„Potztausend noch einmal!” fuhr Ingo auf und hätte vor Verblüffung fast sein Sektglas fallen lassen. „Die zwei jungen Mädchen da oben auf dem Hügel sind Ihre Nichten?!”
„Sind meine Nichten, ich kann nichts dafür!” bestätigte der lachende Kaufmann. „Niedliche Lärvchen, was? Beide haben's nicht von mir, denn wir sind nicht blutsverwandt; die Mutter der Älteren, eine Witwe aus Straßburg, ist die Schwester meiner Stiefmutter; so sind wir in eine Art Onkelschaft geraten, und ich versteh' mich mit den Mädels ganz famos. Die Jüngste ist ja entzückt von Ihnen, einfach aus dem Häuschen!”
„Aber sagen Sie mir doch — wie hat sich denn das herausgestellt? Aus Straßburg? Jetzt begreif' ich! Dort war's, dort hab' ich das Mädchen gesehen, in der Vogesenstraße, als ich im Herbst ein paar Wochen dort wohnte! Aber wie hat man denn mich entdeckt?”
„Nichts einfacher als das! Durch Ihr Buch ‚Heroismus’, das Sie mir geliehen haben! Da steht Ihr Name, Ingo von Stein. Dies Ingo hat sie verraten. Ich habe das Buch meinen Nichten hinaufgebracht, wir blättern drin, der kleine Grashüpfer schwatzt immerzu von dem Besuch des reizenden Unbekannten, der Ingo heiße. Ingo? Ingo heißt euer romantischer Anbeter? Wie sieht er denn aus? So und so! Famos, da haben wir ihn ja! Voilà! Ecco!”
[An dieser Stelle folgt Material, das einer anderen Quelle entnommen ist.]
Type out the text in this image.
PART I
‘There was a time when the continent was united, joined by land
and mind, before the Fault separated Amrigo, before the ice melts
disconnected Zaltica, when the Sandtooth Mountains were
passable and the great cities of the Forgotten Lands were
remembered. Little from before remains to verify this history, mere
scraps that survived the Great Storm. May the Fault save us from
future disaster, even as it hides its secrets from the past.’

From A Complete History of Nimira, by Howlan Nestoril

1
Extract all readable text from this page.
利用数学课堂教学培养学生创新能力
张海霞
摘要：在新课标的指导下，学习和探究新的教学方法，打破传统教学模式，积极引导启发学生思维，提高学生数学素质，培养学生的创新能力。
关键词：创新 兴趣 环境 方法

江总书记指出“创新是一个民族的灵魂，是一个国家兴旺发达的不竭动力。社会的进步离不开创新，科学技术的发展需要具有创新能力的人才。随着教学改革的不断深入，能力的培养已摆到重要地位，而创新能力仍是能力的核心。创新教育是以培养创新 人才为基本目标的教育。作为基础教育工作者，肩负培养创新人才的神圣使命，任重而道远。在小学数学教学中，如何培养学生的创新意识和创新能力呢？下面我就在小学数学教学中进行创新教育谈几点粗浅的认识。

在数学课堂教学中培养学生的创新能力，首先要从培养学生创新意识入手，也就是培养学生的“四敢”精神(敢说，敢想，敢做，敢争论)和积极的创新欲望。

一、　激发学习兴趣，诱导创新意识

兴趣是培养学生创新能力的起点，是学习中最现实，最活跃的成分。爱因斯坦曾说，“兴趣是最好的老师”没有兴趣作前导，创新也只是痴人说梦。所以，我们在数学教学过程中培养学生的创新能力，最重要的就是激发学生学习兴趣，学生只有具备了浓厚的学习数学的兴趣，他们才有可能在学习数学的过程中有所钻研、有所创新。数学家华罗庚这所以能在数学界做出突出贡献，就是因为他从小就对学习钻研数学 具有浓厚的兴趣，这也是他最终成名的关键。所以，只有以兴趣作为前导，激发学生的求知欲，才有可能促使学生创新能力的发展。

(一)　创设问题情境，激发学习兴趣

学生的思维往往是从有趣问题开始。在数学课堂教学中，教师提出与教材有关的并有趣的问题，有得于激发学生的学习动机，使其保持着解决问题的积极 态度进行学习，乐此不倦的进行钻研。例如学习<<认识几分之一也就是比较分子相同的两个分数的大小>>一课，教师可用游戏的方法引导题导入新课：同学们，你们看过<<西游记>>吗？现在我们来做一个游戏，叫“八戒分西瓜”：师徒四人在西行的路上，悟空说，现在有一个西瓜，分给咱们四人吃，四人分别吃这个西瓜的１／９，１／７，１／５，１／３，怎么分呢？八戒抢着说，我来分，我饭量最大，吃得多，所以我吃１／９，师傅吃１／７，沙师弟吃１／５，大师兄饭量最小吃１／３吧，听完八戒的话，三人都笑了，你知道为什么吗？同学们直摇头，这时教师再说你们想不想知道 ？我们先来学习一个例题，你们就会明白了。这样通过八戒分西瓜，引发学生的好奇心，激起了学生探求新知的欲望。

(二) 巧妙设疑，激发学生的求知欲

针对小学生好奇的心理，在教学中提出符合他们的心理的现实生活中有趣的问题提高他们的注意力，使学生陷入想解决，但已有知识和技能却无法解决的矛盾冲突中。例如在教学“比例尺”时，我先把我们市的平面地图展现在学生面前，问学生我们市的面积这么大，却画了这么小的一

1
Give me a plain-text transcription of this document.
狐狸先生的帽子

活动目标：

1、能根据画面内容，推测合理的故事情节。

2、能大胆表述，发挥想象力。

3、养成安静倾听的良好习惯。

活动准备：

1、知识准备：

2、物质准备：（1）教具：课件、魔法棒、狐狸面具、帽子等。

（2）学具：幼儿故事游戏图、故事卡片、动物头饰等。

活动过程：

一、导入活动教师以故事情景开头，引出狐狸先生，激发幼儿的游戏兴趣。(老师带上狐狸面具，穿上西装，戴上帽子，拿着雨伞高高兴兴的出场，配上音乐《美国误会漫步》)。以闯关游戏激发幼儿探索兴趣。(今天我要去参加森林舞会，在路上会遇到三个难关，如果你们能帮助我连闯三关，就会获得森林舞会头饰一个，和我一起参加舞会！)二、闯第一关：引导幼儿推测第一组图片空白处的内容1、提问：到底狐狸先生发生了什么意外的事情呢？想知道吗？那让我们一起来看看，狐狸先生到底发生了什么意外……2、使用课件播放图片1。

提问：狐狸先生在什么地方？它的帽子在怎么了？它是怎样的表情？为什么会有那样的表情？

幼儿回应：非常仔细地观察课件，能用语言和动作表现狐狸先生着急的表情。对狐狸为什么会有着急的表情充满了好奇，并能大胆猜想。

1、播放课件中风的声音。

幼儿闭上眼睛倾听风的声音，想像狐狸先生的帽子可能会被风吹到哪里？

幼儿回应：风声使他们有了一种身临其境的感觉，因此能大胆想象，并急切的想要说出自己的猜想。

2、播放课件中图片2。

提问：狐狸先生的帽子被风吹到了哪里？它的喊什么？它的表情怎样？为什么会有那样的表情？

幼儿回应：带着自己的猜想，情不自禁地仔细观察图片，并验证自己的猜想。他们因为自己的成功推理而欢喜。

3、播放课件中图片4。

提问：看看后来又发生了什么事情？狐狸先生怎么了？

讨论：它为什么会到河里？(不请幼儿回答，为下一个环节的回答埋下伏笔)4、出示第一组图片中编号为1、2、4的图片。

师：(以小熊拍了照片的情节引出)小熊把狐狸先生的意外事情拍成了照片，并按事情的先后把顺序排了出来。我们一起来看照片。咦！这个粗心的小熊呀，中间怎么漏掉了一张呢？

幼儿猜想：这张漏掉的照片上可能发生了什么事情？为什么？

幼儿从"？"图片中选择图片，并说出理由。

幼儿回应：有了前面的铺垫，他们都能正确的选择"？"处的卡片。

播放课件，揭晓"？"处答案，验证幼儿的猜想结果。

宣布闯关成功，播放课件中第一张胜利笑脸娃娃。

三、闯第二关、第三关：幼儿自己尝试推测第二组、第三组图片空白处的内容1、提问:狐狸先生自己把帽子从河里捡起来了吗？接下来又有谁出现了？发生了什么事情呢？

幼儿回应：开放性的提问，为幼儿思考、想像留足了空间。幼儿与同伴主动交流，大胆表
Er lachte herzhaft. Stein lachte mit.
Aber in seinem Herzen schloß sich doch etwas zu; ein musikalischer Zauber, ein poetischer Duft drohte zu entfliegen, der Reiz des Magischen und Fremdartigen. Denn jene Welt Mozarts, jenes reine Eiland der Schönheit, wurde überflutet von der breiten Alltagswelt dieser knochigen Millionenmacher, dieser Geldmagnaten, dieses modernen Amerikanismus.
Daher ging Ingo recht bald und mit leichtem Scherz über die Sache hinweg, zumal Frau Friederike, zur Eifersucht geneigt, gespannt herüberfragte, von welchen reizenden jungen Mädchen denn hier so angelegentlich die Rede sei. Nur eines merkte er sich: die jungen Damen waren im Begriff, mit Frau Frank-Dubois, Marthas Mutter, nach Barcelona zu reisen, um dort einige Wochen bei Onkel Schaller zu wohnen.
„Eine Reise nach Barcelona”, warf Ingo hin, „steht übrigens bei mir schon längst auf dem Programm. Denn dort in der Nähe ist der berühmte Montserrat, der Gralsberg, der Montsalvat der Sage.”
„Kenn' ich natürlich genau! Famoser Berg! Großartige Aussicht! Also kommen Sie! In meinem Hause finden Sie etwas, was Ihnen so leicht kein Privatmann bietet: zwei echte Velasquez! Heh, was meinen Sie dazu? Raus aus dem Beamten- und Spießbürgernest Deutschland! Nur der Mittelmäßige kommt dort vorwärts! Für geniale Köpfe ist kein Platz mehr im Reich. Großzügige Naturen treiben sich im Ausland herum oder ersticken im deutschen Winkel.”